In fact, sFLC measurement provides a more sensitive measure of residual disease in some, but not all, myeloma patients. For patients whose tumors produce monoclonal light chains only (LCO), sFLC measurement will generally be more sensitive because (1) serum protein electrophoresis and immunofixation electrophoresis (IFE) are poor at detecting FLC, and (2) the sensitivity of urinalysis is restricted by the kidneys' capacity for reabsorbing and catabolizing FLC.³  Retrospective studies showed sFLC measurement could have aided diagnosis and monitoring in 19 of 28 nonsecretory myeloma patients⁴  and 224 of 224 LCO myeloma patients.³  Twenty-six of 82 non-intensively treated LCO patients became IFE-negative in the urine, but 17 of these 26 patients had abnormal sFLC, indicating their maximum response was a partial response (PR) rather than complete response (CR).³  Prospective study of 223 LCO patients in the MRC Myeloma IX trial showed 16 of 69 patients who had a PR by sFLC were IFE-negative in the urine. Furthermore, in 12 of 42 LCO patients, progression was detected by sFLC before their urine became IFE-positive.⁵  In the same prospective study, light chain escape occurred in 5.3% IgG patients and 14.8% IgA patients.

However, for patients producing monoclonal intact immunoglobulins, the relative sensitivity of IFE and sFLC measurement will depend upon the quantities of protein being produced. It has previously been reported that approximately 5% of myeloma patients with monoclonal intact immunoglobulin produce no detectable monoclonal sFLC at presentation.^6,7  FLC ratios are only likely to be the more sensitive marker of residual disease in patients who have a relatively high production of FLC and certainly not in the approximately 5% of patients who apparently produce none.

A preliminary study by Kumar et al⁸  has indicated that normalization of the sFLC ratio is a meaningful measure, associated with superior overall survival in myeloma patients achieving an IFE-negative response. For myeloma patients with monoclonal intact immunoglobulin and FLC, the persistence of abnormal sFLC, after becoming negative by IFE, could indicate the presence of tumor cells producing more FLC than intact immunoglobulin. Alternatively, it could result from the presence of a subclone of tumor cells producing FLCs only.⁹  This latter phenomenon is more familiar when it is manifested at relapse as light chain escape.

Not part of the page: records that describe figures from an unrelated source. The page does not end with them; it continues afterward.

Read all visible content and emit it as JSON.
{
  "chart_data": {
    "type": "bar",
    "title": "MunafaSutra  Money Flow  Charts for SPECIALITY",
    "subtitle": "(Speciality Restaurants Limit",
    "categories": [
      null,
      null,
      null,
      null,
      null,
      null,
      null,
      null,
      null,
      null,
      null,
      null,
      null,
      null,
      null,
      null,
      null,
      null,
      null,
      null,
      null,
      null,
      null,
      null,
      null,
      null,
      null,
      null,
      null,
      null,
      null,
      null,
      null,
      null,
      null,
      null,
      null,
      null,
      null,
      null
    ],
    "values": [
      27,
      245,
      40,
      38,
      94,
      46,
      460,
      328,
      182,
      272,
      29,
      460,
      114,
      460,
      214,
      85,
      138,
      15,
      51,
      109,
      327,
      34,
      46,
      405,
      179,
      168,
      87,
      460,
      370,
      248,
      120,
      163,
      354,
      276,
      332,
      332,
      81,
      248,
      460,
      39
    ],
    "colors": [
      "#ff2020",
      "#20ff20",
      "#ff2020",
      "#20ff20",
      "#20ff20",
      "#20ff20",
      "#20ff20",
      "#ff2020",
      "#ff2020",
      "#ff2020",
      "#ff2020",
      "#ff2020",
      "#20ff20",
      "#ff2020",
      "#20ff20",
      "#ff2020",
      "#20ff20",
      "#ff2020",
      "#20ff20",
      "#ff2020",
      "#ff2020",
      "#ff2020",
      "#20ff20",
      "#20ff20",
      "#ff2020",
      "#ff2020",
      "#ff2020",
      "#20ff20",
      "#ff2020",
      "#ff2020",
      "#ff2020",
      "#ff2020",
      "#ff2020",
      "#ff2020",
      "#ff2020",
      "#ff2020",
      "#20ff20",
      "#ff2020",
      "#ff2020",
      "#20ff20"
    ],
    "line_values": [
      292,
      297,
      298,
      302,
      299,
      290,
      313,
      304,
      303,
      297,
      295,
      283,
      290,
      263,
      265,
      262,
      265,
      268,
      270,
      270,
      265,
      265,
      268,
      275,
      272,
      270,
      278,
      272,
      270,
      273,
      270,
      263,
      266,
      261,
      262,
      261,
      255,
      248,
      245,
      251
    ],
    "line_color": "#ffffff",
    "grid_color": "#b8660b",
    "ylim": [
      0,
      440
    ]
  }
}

Singhal and colleagues were right to highlight the more rapid falls shown by sFLC in response to successful therapy, which is due to the much shorter serum half-life of FLC (4-6 hours) compared with intact immunoglobulin (∼ 6 days IgA, ∼ 21 days IgG). However, it is wrong to conclude that normalization of the sFLC ratio will invariably predict an IFE-negative response.